Do you have Buyi characters?

Buyi language

The Buyi language used by Buyi people is actually equivalent to the northern dialect of Zhuang language and belongs to the northern group of Taiwanese branch of Dong-Tai language family. Some foreign scholars call it "Northern Taiwanese", which is one of the main languages in China. The Buyi language in Guizhou province can be roughly divided into three dialect areas according to phonetic features: the first dialect area has the largest population, mainly distributed in Buyi and Miao Autonomous Prefecture in southwest Guizhou, and can directly communicate with Guibian dialect and Guibei dialect, a Zhuang language in northern Guangxi; The population of the second dialect area is the second, which is mainly distributed in Qiannan Buyi and Miao Autonomous Prefecture and Guiyang suburbs. It can directly talk to the first dialect area, and it is also very close to the Zhuang language in northern Guangxi.
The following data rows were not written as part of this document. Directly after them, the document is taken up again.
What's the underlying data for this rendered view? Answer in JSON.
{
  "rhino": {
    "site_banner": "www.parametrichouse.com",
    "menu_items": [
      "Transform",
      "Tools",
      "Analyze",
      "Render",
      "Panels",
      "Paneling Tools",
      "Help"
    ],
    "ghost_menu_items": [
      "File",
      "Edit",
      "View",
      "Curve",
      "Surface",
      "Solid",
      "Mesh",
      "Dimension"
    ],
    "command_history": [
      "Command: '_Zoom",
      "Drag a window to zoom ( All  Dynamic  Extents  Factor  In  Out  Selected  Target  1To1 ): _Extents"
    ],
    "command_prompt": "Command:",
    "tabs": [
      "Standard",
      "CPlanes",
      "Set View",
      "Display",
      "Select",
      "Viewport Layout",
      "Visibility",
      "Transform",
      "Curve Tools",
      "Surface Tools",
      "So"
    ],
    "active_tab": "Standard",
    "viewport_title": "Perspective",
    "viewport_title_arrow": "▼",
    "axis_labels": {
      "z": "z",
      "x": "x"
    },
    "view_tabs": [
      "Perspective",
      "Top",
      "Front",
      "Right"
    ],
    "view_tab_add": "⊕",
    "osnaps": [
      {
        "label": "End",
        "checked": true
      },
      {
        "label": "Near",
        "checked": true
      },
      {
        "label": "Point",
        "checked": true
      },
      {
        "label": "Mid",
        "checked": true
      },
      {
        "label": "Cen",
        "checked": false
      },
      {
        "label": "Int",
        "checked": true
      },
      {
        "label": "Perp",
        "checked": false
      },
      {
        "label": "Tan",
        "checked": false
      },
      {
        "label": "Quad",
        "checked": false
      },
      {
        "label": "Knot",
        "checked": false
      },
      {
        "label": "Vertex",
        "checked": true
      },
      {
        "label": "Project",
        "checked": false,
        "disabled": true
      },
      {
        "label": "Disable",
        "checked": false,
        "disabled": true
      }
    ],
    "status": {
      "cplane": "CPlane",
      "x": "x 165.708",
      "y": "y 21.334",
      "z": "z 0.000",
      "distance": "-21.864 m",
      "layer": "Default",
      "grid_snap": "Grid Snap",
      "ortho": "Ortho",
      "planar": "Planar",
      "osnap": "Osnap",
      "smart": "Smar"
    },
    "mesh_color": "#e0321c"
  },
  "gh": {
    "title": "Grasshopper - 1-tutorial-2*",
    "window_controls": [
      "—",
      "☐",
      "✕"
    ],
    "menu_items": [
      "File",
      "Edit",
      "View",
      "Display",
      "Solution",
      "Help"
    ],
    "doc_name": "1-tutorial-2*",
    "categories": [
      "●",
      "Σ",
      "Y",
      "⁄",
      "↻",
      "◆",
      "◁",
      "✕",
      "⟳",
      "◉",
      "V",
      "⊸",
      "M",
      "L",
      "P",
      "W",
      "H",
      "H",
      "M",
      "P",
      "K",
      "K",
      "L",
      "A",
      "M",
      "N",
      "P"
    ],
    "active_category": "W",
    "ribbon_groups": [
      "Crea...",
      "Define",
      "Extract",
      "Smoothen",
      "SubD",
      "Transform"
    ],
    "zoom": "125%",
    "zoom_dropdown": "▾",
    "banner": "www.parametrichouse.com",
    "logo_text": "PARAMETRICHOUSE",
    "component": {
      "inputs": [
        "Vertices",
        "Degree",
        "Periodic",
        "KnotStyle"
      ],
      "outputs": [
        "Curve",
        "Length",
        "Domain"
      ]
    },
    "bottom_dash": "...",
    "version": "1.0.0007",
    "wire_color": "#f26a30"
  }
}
The third dialect area has the smallest population, mainly distributed in Zhenning, Guanling, Ziyun, Qinglong, Pu 'an, Liuzhi, Panxian, Shuicheng, Bijie and Weining in Guizhou Province. The pronunciation of this dialect area has unique characteristics.

1956 designed a writing scheme based on Latin alphabet and combined with Zhuang language, which is called "Buzhuang Language Alliance" for short. On the premise of maintaining the same writing form as Zhuang language, the dialect customary writing method was retained. Revised in the 1980s, it no longer conforms to Zhuang language.

Buyi language is still widely used in rural areas and some towns where Buyi people live in concentrated communities, but it has not been popularized so far for various reasons. Now the Buyi people scattered in some counties and cities have changed to Chinese as their daily language, but the proportion of Buyi people in cities and towns is not large, and Buyi people whose mother tongue is Buyi still account for more than 90% of the Buyi population. At the same time, more and more young Buyi people have learned to use Chinese skillfully and become a bilingual population of Buyi and Han.